You're the Villager
“The uninformed majority will always lose to the informed minority.”
There’s a game called “Werewolf.” Some of you know this game by the name of “Mafia.”
If you don’t know this game — maybe you had a childhood, outdoor hobbies, friends who touched grass — here’s the thirty-second version: everyone sits in a circle. Each person is secretly assigned a role — either a werewolf (the informed minority) or a villager (the uninformed majority). Every night, the werewolves secretly pick someone to eliminate. Every day, the surviving players debate and vote on who to execute. The werewolves know exactly who each other are. The villagers know nothing. The villagers outnumber the werewolves by a lot.
The villagers lose anyway. Nearly every single round.
They don’t lose because they’re stupid. They don’t lose because they’re weak. They lose because they’re playing with incomplete information against people who have all of it.
That’s not a hot take. That’s not a thought-leadership post with a threadboi emoji. That’s just how information asymmetry works — and it’s been working that way since before Machiavelli wrote it down, before Sun Tzu made it a whole thing, before every intelligence apparatus in human history figured out that knowing what the other side doesn’t know is worth more than almost anything else you can have.
Hold that thought. We’re going to need it.
The Usual Suspects
There’s a whole taxonomy of people right now with Very Strong Opinions about AI. You’ve met every single one of them. You might be one of them. I’ve been at least three of them at various points, so I’m not up here on a pedestal — I’m up here because I fell off it enough times to have something worth saying.
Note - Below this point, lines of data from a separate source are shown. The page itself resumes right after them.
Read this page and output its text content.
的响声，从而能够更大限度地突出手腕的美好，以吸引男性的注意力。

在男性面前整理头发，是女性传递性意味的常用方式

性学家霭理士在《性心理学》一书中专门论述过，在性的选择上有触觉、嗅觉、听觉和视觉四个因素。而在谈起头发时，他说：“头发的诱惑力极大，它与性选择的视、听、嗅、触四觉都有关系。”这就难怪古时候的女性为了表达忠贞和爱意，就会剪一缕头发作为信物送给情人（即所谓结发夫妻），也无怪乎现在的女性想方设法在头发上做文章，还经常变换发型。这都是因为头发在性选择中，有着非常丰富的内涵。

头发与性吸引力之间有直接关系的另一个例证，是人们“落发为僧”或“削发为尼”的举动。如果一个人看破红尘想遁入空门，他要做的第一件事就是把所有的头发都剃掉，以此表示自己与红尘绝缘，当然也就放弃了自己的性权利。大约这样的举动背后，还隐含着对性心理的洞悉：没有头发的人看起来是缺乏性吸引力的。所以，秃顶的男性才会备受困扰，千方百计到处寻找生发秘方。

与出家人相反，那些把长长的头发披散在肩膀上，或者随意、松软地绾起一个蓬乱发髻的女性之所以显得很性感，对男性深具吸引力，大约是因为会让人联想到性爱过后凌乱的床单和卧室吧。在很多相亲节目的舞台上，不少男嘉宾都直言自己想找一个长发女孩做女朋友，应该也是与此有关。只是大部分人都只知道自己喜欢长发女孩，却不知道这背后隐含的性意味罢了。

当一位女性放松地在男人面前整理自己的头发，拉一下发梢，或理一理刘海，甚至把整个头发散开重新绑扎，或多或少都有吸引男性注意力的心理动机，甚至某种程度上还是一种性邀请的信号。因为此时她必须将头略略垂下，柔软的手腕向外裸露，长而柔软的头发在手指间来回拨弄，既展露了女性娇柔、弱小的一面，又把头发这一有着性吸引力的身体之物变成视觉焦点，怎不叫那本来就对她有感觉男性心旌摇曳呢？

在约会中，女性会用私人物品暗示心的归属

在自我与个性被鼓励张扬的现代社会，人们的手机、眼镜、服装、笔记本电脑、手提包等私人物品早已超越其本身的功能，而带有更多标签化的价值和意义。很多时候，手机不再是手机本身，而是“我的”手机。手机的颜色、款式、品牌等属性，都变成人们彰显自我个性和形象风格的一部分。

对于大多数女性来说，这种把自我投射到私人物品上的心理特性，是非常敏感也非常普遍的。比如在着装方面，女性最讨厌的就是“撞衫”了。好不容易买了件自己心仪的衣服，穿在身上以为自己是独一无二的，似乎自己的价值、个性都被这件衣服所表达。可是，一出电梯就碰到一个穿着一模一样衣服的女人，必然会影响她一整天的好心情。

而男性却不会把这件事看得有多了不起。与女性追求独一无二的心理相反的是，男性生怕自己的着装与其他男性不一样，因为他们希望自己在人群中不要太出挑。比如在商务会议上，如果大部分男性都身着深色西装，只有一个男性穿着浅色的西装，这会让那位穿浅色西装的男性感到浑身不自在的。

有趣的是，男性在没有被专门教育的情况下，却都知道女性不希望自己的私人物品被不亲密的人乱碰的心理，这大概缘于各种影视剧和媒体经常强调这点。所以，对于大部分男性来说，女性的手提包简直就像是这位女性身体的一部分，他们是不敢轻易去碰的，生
The Panic Merchant. AI is taking our jobs. The robots are here. The craft is dead, the sky is falling, update your LinkedIn. They post articles. They repost other people’s articles. They have approximately four open PRs that have been “in review” for three weeks and absolutely elite opinions about the macroeconomic impact of large language models on the global labor market. Participation trophy. Next.
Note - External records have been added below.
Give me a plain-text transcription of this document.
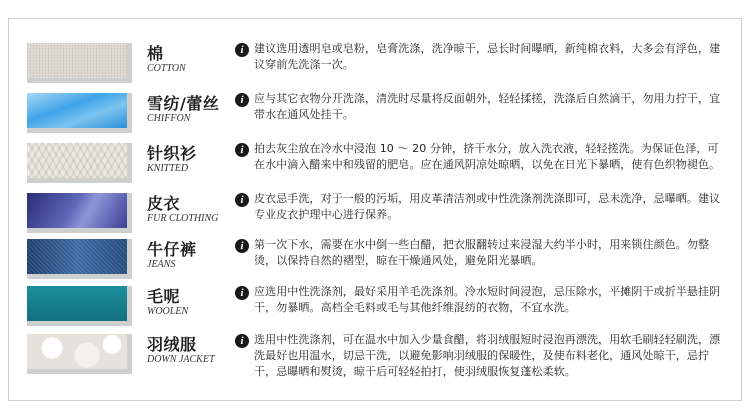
棉
COTTON
i 建议选用透明皂或皂粉，皂膏洗涤，洗净晾干，忌长时间曝晒，新纯棉衣料，大多会有浮色，建议穿前先洗涤一次。
雪纺/蕾丝
CHIFFON
i 应与其它衣物分开洗涤，清洗时尽量将反面朝外，轻轻揉搓，洗涤后自然滴干，勿用力拧干，宜带水在通风处挂干。
针织衫
KNITTED
i 拍去灰尘放在冷水中浸泡 10 ～ 20 分钟，挤干水分，放入洗衣液，轻轻搓洗。为保证色泽，可在水中滴入醋来中和残留的肥皂。应在通风阴凉处晾晒，以免在日光下暴晒，使有色织物褪色。
皮衣
FUR CLOTHING
i 皮衣忌手洗，对于一般的污垢，用皮革清洁剂或中性洗涤剂洗涤即可，忌未洗净，忌曝晒。建议专业皮衣护理中心进行保养。
牛仔裤
JEANS
i 第一次下水，需要在水中倒一些白醋，把衣服翻转过来浸湿大约半小时，用来锁住颜色。勿整烫，以保持自然的褶型，晾在干燥通风处，避免阳光暴晒。
毛呢
WOOLEN
i 应选用中性洗涤剂，最好采用羊毛洗涤剂。冷水短时间浸泡，忌压除水，平摊阴干或折半悬挂阴干，勿暴晒。高档全毛料或毛与其他纤维混纺的衣物，不宜水洗。
羽绒服
DOWN JACKET
i 选用中性洗涤剂，可在温水中加入少量食醋，将羽绒服短时浸泡再漂洗，用软毛刷轻轻刷洗，漂洗最好也用温水，切忌干洗，以避免影响羽绒服的保暖性，及使布料老化，通风处晾干，忌拧干，忌曝晒和熨烫，晾干后可轻轻拍打，使羽绒服恢复蓬松柔软。
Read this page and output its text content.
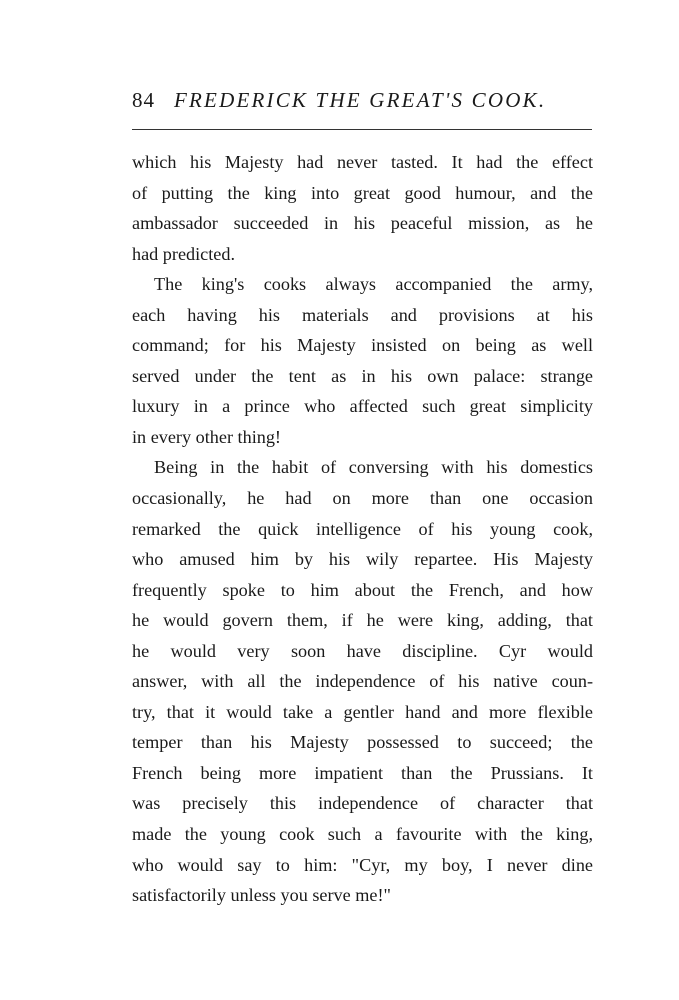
84 FREDERICK THE GREAT'S COOK.
which his Majesty had never tasted. It had the effect
of putting the king into great good humour, and the
ambassador succeeded in his peaceful mission, as he
had predicted.
The king's cooks always accompanied the army,
each having his materials and provisions at his
command; for his Majesty insisted on being as well
served under the tent as in his own palace: strange
luxury in a prince who affected such great simplicity
in every other thing!
Being in the habit of conversing with his domestics
occasionally, he had on more than one occasion
remarked the quick intelligence of his young cook,
who amused him by his wily repartee. His Majesty
frequently spoke to him about the French, and how
he would govern them, if he were king, adding, that
he would very soon have discipline. Cyr would
answer, with all the independence of his native coun-
try, that it would take a gentler hand and more flexible
temper than his Majesty possessed to succeed; the
French being more impatient than the Prussians. It
was precisely this independence of character that
made the young cook such a favourite with the king,
who would say to him: "Cyr, my boy, I never dine
satisfactorily unless you serve me!"
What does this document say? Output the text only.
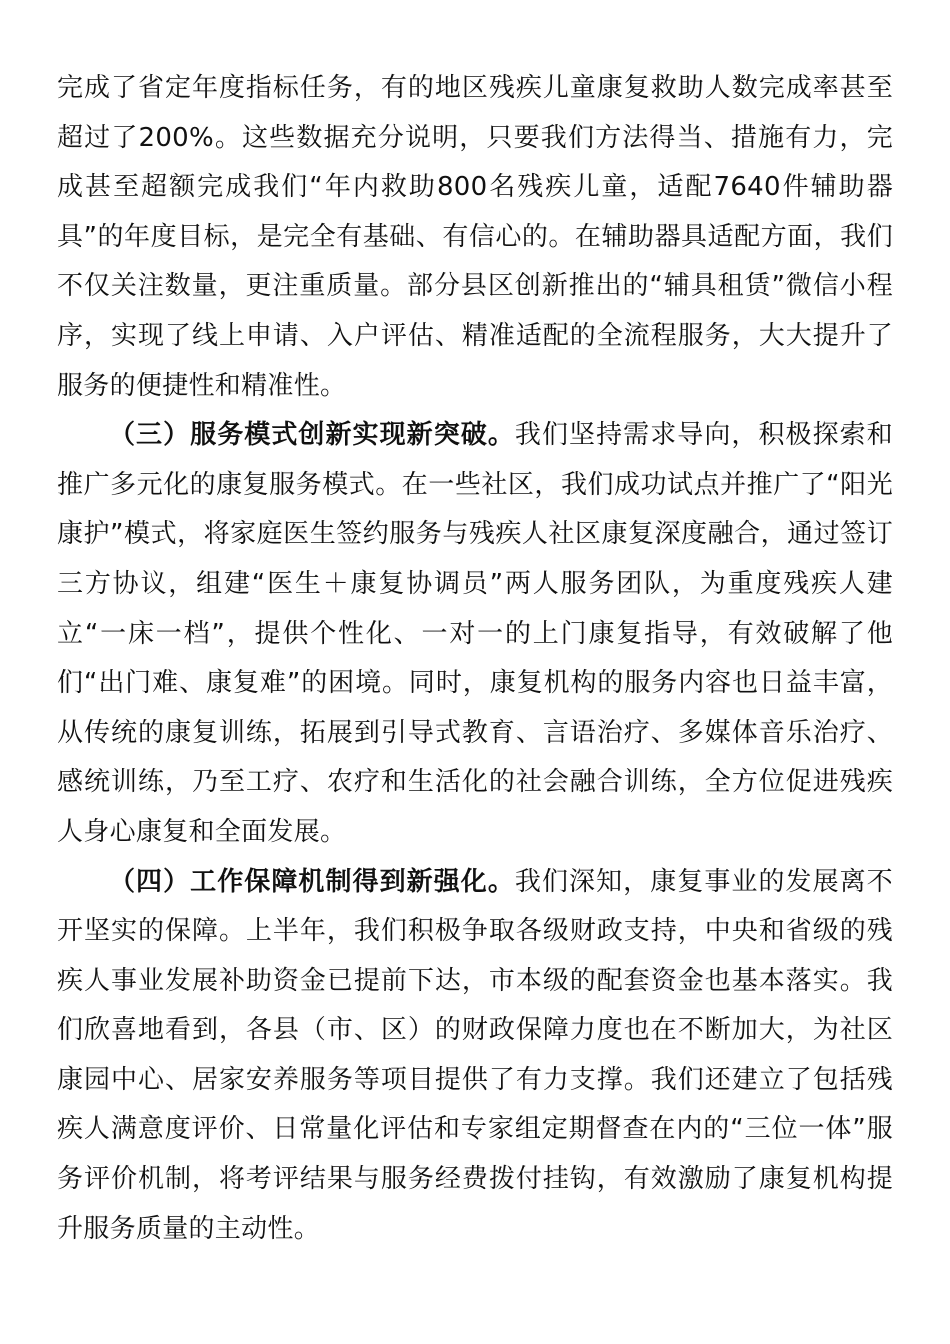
完成了省定年度指标任务，有的地区残疾儿童康复救助人数完成率甚至超过了200%。这些数据充分说明，只要我们方法得当、措施有力，完成甚至超额完成我们“年内救助800名残疾儿童，适配7640件辅助器具”的年度目标，是完全有基础、有信心的。在辅助器具适配方面，我们不仅关注数量，更注重质量。部分县区创新推出的“辅具租赁”微信小程序，实现了线上申请、入户评估、精准适配的全流程服务，大大提升了服务的便捷性和精准性。

（三）服务模式创新实现新突破。我们坚持需求导向，积极探索和推广多元化的康复服务模式。在一些社区，我们成功试点并推广了“阳光康护”模式，将家庭医生签约服务与残疾人社区康复深度融合，通过签订三方协议，组建“医生＋康复协调员”两人服务团队，为重度残疾人建立“一床一档”，提供个性化、一对一的上门康复指导，有效破解了他们“出门难、康复难”的困境。同时，康复机构的服务内容也日益丰富，从传统的康复训练，拓展到引导式教育、言语治疗、多媒体音乐治疗、感统训练，乃至工疗、农疗和生活化的社会融合训练，全方位促进残疾人身心康复和全面发展。

（四）工作保障机制得到新强化。我们深知，康复事业的发展离不开坚实的保障。上半年，我们积极争取各级财政支持，中央和省级的残疾人事业发展补助资金已提前下达，市本级的配套资金也基本落实。我们欣喜地看到，各县（市、区）的财政保障力度也在不断加大，为社区康园中心、居家安养服务等项目提供了有力支撑。我们还建立了包括残疾人满意度评价、日常量化评估和专家组定期督查在内的“三位一体”服务评价机制，将考评结果与服务经费拨付挂钩，有效激励了康复机构提升服务质量的主动性。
The LinkedIn Oracle. “I used Claude to rewrite our entire engineering strategy in eleven minutes. Here’s what I learned as a leader, a human being, and a father of three. A thread 🧵 (1/34).” Seventeen thousand impressions. Zero shipped. The Oracle has discovered that the machine produces confident-sounding text on demand and has mistaken this for wisdom. It is not wisdom. It is a very articulate nothingburger dressed in a blazer. The Oracle is going to be fine, actually, because the Oracle — historically — isn’t very well known for ever having done much real work to begin with.
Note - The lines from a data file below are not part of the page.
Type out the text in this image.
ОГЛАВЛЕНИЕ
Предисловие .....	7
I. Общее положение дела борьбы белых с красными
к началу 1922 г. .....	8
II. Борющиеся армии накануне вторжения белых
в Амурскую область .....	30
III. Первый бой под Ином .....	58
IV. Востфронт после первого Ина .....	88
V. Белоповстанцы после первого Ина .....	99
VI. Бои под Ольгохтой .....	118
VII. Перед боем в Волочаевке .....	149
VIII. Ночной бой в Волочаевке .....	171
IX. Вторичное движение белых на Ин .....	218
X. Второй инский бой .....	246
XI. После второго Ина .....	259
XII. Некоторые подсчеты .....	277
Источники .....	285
The Vibe Coder. Paste error. Accept fix. Paste error. Accept fix. Ship. The Vibe Coder is extremely productive in the same way a dog chasing its tail is extremely active. Lots of motion. Occasionally something works. They have no idea why it works, they will have no idea why it breaks, and when it breaks at 2am they will paste the stack trace into the chat window and pray to a god that doesn’t exist for some form of divine absolution. They are building a career on a foundation of unexplained diffs and blind faith, and honestly? It’s going to be genuinely sad when it collapses. Not sad enough that I won’t say I told you so, but still.
The Principled Refuser. Grizzled. Experienced. Often actually quite competent and good at their job — which makes this one the most painful to watch, like seeing a great athlete refuse to use modern training because they came up doing it the hard way and goddammit that matters. “I’ve been writing systems code for fifteen years. I understand the fundamentals. These tools hallucinate, they produce bloated garbage, I don’t learn anything from them, and frankly the whole thing is a hype cycle.”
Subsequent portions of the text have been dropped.